In other cases, some developers who do know will still grab to the new and shiny solution every time. The simplest solution is usually good enough, and the most maintainable (if that's a concern).

Ted Dziuba's 'Taco Bell Programming' nails this perspective pretty well. I'm sure it has been posted on HN many times already:

http://widgetsandshit.com/teddziuba/2010/10/taco-bell-progra...

Have you asked them why they are started to writing a code in first place? Maybe, since it's a programming interview, they thought you are trying to measure their theoretical knowledge than their practical day to day knowledge.

You should probably reword your question and give a hint that a candidate can use any available tool. If it's a programming interview my first instinct would be writing a code, if it's a sysadm interview I would use available tools in the system.Context is important...

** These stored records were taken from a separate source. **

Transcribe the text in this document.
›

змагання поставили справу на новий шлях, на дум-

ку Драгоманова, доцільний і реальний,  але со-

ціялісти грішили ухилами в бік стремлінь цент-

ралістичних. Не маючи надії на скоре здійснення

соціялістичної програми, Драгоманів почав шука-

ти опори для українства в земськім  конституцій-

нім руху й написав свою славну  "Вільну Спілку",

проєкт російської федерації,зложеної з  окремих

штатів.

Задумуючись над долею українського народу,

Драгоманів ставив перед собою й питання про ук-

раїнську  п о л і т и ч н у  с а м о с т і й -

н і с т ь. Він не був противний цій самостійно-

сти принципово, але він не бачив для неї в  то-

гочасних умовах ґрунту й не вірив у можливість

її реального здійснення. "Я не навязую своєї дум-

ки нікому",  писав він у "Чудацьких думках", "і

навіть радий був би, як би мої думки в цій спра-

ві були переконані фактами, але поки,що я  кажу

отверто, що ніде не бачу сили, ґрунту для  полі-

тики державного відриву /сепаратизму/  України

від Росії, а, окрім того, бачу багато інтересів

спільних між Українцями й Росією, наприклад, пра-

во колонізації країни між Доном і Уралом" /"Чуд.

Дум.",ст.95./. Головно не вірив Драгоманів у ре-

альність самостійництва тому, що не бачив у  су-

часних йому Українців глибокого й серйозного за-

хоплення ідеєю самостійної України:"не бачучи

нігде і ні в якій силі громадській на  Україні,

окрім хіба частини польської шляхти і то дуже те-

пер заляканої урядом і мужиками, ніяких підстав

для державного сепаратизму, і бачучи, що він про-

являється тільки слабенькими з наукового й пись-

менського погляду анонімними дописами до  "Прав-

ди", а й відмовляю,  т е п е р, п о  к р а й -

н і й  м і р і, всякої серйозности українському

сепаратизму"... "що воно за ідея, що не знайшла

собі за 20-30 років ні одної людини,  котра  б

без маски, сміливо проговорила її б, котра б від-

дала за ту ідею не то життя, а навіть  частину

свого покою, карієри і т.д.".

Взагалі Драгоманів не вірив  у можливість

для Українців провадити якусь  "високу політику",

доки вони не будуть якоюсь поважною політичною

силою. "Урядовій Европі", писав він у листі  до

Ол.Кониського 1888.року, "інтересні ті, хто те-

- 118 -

You definitely have a point, but parts of the expectations from candidates at an interview is to ask questions about the problem domain, the available solution space etc.

So in this case, I think if a candidate then asks something like "Are you expecting a solution in code, or can I use command line tools like grep, sort etc?" it shows something about them.

This should be a perfectly fine answer and any interviewer who knows what they're doing should be prepared to roll with it. (by, for instance, pointing at the Sort() function and asking how it works)

The goal is never to see if a candidate can produce a specific program, but to watch them reason and explain that reasoning.